The F-35 is best exploited within a certain environment. Take that supporting environment out and its value also is maybe 30% extra, for twice the money maybe. NONE of the other nations would venture to deploy these assets, without this supporting environment, usually provided for by the US directly or indirectly. Anyways it is not on offer.
This assertion is... well..
wrong. Assuming that "maybe 30% extra" refers to a loss-exchange ratio of 1.3 to 1, let me just say there is no way
any 4.5 gen aircraft is getting within that ballpark. And that difference in capabilities is magnified when it comes to missions within airspace covered by hostile A2/AD assets. Sure the aircraft is overkill for CAP & CAS type missions, but that's what the Tejas and Su-30 are for.
The idea that the aircraft needs force multipliers to be effective, ignores its contribution as a force multiplier in itself. It will, for example, be the single most valuable ELINT asset in its operator's inventory combining (LO-enabled) access with cutting edge ESM gear.
As for which nation can employ it without US support, I think the answer to that is obvious. Israel.
Col David 'Chip' Berke: 5th Gen Experience (
05:30-13:00)
I think everybody in this room that's involved in that process understands that innovation takes time, and its painful, and its expensive. Not just expensive in terms of pure money but in what you need to invest in that to realise the capability of the airplane. Innovation is not easy. You need to sell people on innovation, you got to demonstrate that it works. Sometimes you can't tell them everything about it. You can't let them see behind the curtain, you just ask them to trust you and believe you and there is skepticism built into those things.
So innovation doesn't happen today, it doesn't happen tomorrow, its 15 years down the road. That's why the lens of 2015, 2020, 2025 is so critical.

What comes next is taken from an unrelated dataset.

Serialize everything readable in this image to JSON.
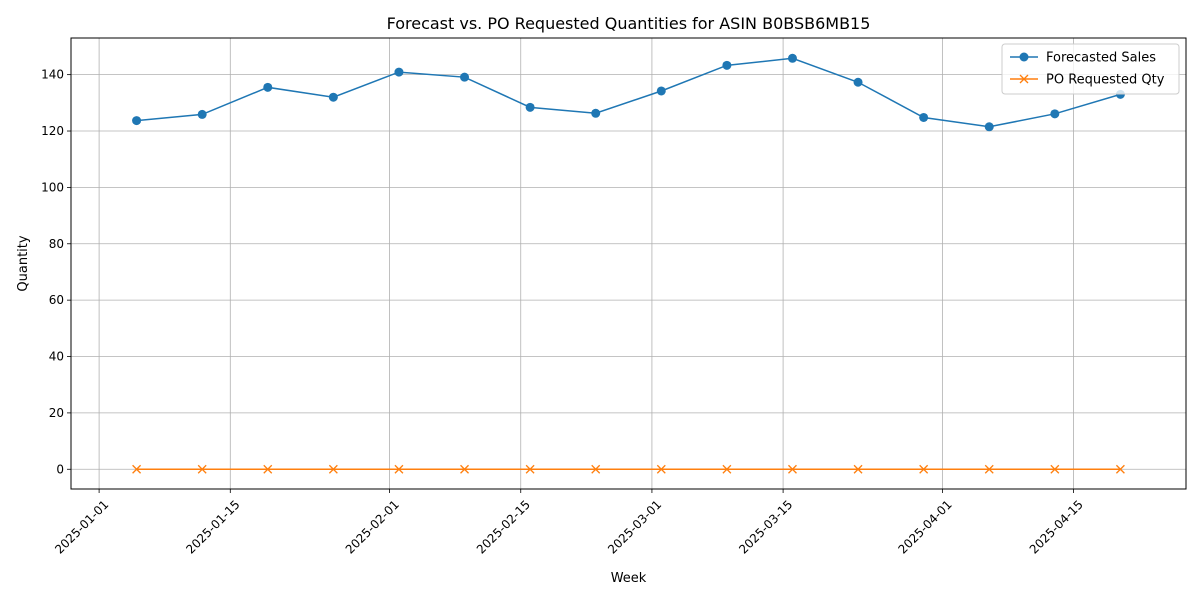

You talk about where this airplane will be in 2025, don't forget to ask yourself what the F-16 will be in 2025, what the F-18 will be in 2025. The disparity then starts to grow dramatically and the answers to your questions become more obvious. But if you've not catered forward in 2015 to get there you will find yourself scrambling.
That's why these things are so valuable, so we don't find ourselves freaking out in 10 years that we wasted the last 10 years wondering 'should we' instead of asking ourselves 'how do we'. And the 'should we' question is yesterday's news.
If you are asking should we fly fifth generation airplanes, if you're asking whether a fifth generation fleet is necessary... you are old. You are behind. You are late. And you're going to lose.
Those are facts. And I only say that, I only offer you that perspective because of my experience. Take it or leave it based on what you think the value is of that.